If you’ve been smart, you should have obtained a lawful development certificate, which demonstrates the work was legal at the point of construction. Without this, you may need to make a retrospective application and get your project verified by the council. Otherwise buyers may be put off, as they could be fined for the work or asked to demolish anything the council deems illegal.
Party wall matters
If your project affected a party wall, aka a wall or boundary shared between you and another household, then you should have resolved any related party wall matters. This means you should either have written consent or you put together a party wall award. All these details should be available for potential buyers to scrutinise.
FENSA certificates for windows and doors
If you’ve replaced either your doors or windows since 2002, chances are you’ll have a FENSA certificate.
It stands for Fenestration Self Assessment Scheme and was introduced as part of new building regulations in April 2002, as a way to document whether your doors and windows meet thermal performance standards.
Should this renovation work concern the buyer, you may find them asking you to share this certificate. If the work was carried out before you moved in, then check your records. The previous homeowner should have included it in their paperwork when the property was sold.
As with most intensive renovations and repairs, if you’ve altered the wiring in your home, you’ll need to prove it meets building regulations.
By law, if work of this nature has been carried out since January 2005, you’ll need to provide a ‘Part P Building Regulations Certificate’. If you don’t already have one, then you should reach out to the electrician who carried out the project and ask them to put one together.
Remember: you only need to provide electrical work documentation if you carried out alterations in 2005 or after. Otherwise, it is up to the buyer to commission a Electrical Installation Condition Report.
Management information pack
If you want to sell your home fast, then you should make sure you get a management information pack together early on.
Any buyer will want to see this pack before they buy as it’ll contain vital housing information that will influence whether or not they go through with purchase.

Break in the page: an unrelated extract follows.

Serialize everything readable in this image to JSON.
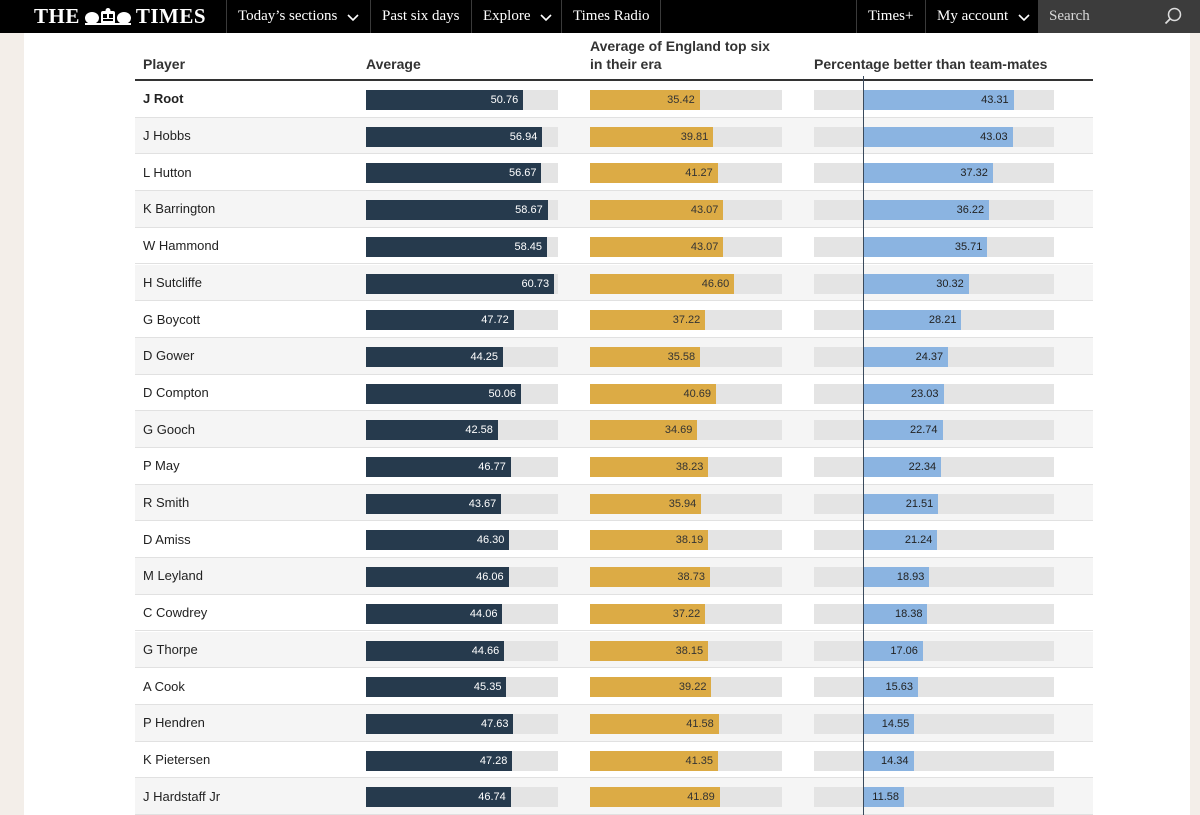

Because it’s so vital to the sale and because it also takes some time to put together, you want to get moving on this as soon as you decide you want to sell.
All packs should contain…
- The draft contract
- Title deeds
- Property information form
- Fixtures and fittings form
If you’re a leaseholder, you’ll also need to include details on…
- Service charge
- Ground rent
- Any planned major works
For leaseholder specific documents, you’ll need to apply to the freeholder or managing agents. It can take weeks to arrive so make sure you order them promptly.